ÉMOTIONNEL
Ce mot d’ordre de la psychologie humaniste des années 70 s’adressait à une génération anglo-saxonne qui cherchait à se libérer des restes de l’éducation victorienne du self-control, à ce qu’on pourrait appeler la génération du lâcher-prise (le terme est devenu une sorte de lieu commun), de l’affaiblissement du contrôle des Pères de la nouvelle Société sans pères (2) issue de la génération qui avait combattu le nazisme et connu le développement économique de l’après-guerre. Après la victoire sur la barbarie place au Flower Power, à la musique planante au psychédélisme assisté par produits, au hippisme, à la lutte contre le colonialisme agonisant férocement, au combat contre la guerre du Vietnam.
Le nouvel individu cherche à se libérer de l’inhibition anti émotionnelle aspire à s’épanouir en s’autorisant à éprouver ses émois (vs. affects de la psychanalyse, deux univers de discours, deux visions du monde du psychisme), explorer toute la gamme des émotions et ressentir ce qu’en relation elles nous font vivre (et revivre) – on revient à la sensation, passe par la perception (3)), on éprouve, c’est le moment du vécu, maître mot au tournant des années 60 –, de l’expérienciation. Cela s’expérimente souvent en groupe, on explore via la naissante thérapie pour normaux, à la lisère du Développement personnel, de l’expression de soi et de la psychologie humaniste – qui ne deviendra psychothérapie humaniste qu’à l’issue des années 80 –, sa capacité de libération (de vie et d’expression affective démocratique en petit groupe), de se délivrer des contraintes(4) présentées comme répression (Marcuse). C’est le moment de la protestation anti-autoritaire et de la non-directivité, dont l’ouverture émotionnelle représente une dimension capitale et fonctionne comme levier du changement.
Ainsi la révolution des pleurs par quoi a pris place au cours de la seconde moitié du XVIIIème siècle le basculement vers une nouvelle sensibilité, va évoluer en romantisme pour se parachever après l’avènement de la psychanalyse (5) parallèlement à la grande secousse des deux guerres mondiales, dans sa version psychothérapique relationnelle par une théorisation et mise en pratique de la libération émotionnelle ou catharsis (fille de la néo catharsis de Ferenczi).

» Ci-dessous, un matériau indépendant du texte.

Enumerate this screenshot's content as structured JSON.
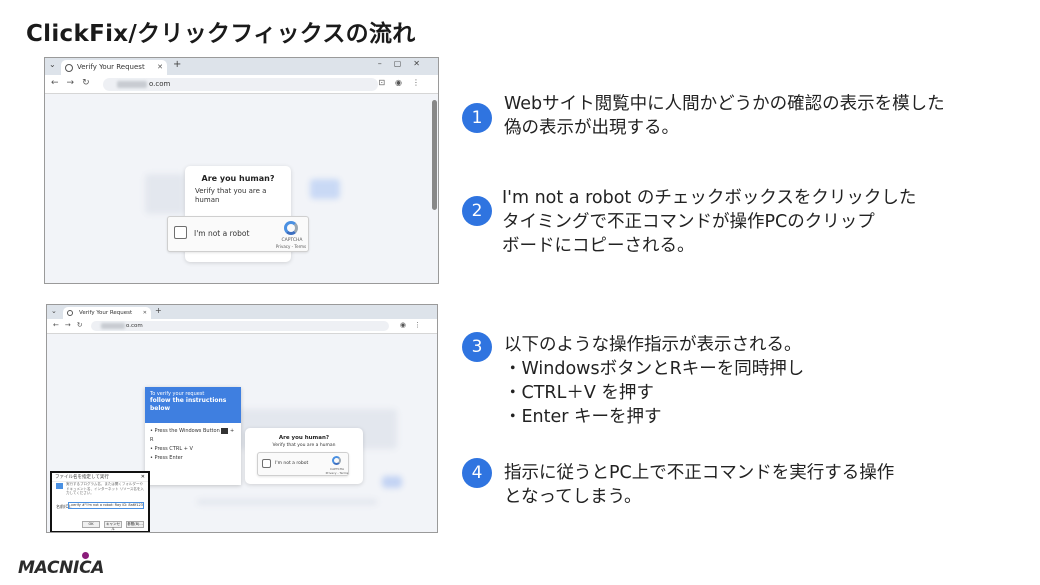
{
  "title": "ClickFix/クリックフィックスの流れ",
  "browser": {
    "tab_title": "Verify Your Request",
    "url_suffix": "o.com",
    "url_suffix_2": "o.com"
  },
  "captcha1": {
    "heading": "Are you human?",
    "subtext": "Verify that you are a human",
    "checkbox_label": "I'm not a robot",
    "brand": "CAPTCHA",
    "links": "Privacy - Terms"
  },
  "instructions_panel": {
    "line1": "To verify your request",
    "line2": "follow the instructions below",
    "items": [
      "Press the Windows Button",
      "+ R",
      "Press CTRL + V",
      "Press Enter"
    ]
  },
  "captcha2": {
    "heading": "Are you human?",
    "subtext": "Verify that you are a human",
    "checkbox_label": "I'm not a robot",
    "brand": "CAPTCHA",
    "links": "Privacy - Terms"
  },
  "run_dialog": {
    "title": "ファイル名を指定して実行",
    "desc": "実行するプログラム名、または開くフォルダーやドキュメント名、インターネット リソース名を入力してください。",
    "field_label": "名前(O):",
    "field_value": "verify #\"I'm not a robot: Ray ID: 8a6f1234ab5678\"",
    "buttons": [
      "OK",
      "キャンセル",
      "参照(B)..."
    ]
  },
  "steps": [
    {
      "num": "1",
      "lines": [
        "Webサイト閲覧中に人間かどうかの確認の表示を模した",
        "偽の表示が出現する。"
      ]
    },
    {
      "num": "2",
      "lines": [
        "I'm not a robot のチェックボックスをクリックした",
        "タイミングで不正コマンドが操作PCのクリップ",
        "ボードにコピーされる。"
      ]
    },
    {
      "num": "3",
      "lines": [
        "以下のような操作指示が表示される。",
        "・WindowsボタンとRキーを同時押し",
        "・CTRL＋V を押す",
        "・Enter キーを押す"
      ]
    },
    {
      "num": "4",
      "lines": [
        "指示に従うとPC上で不正コマンドを実行する操作",
        "となってしまう。"
      ]
    }
  ],
  "logo": "MACNICA",
  "colors": {
    "accent": "#2f74e0",
    "instruction_blue": "#3f7fe0",
    "logo_dot": "#8a1c7a"
  }
}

Couplé à sa dimension psychocorporelle, à l’hypothèse de la vérité du corps (« le corps ne ment pas »), à une spiritualité imprégnée d’orientalisme et d’extrême orientalisme (6), sans omettre le transcendantalisme (Emerson, Thoreau), et à une ouverture militante des mœurs (communautarisme, féminisme, mouvement de libération des homosexuels) le mouvement émotionnaliste va modifier en profondeur les mentalités et pratiques relationnelles en Occident. En Europe Buber puis Heidegger très différemment développent dans le champ phénoménologique l’idée que la philosophie s’éprouve et requiert une prise de responsabilité face à l’autre (Buber) à la finitude et la mort (Heidegger), avancée majeure parallèlement à l’introduction en France de Hegel dans les années 30. Sartre tirera une version française (de gauche) de Heidegger (7) centrée sur la liberté-responsabilité, dont s’inspirera l’existentialisme anglo-saxon, Merleau-Ponty une philosophie de la corporéité et de l’art. Cliniquement cela sera relayé par la Dasein Analyse et – à la sortie des camps – la logothérapie (Victor Frankl), puis nous reviendra américanisé.
C’est sur ce fond que la psychothérapie contemporaine quand elle se déclare émotionnelle s’appuie pour se dire telle. Les formes et modalités sont innombrables, et l’on peut repérer que les pratiques les plus mécaniques, comportementalistes voire anti-humanistes se revêtent volontiers de l’épithète émotionnel comme sorte de supplément. Si bien que la revendication de l’appellation à l’heure actuelle ne permet plus de caractériser en propre une technique, méthode ou discipline.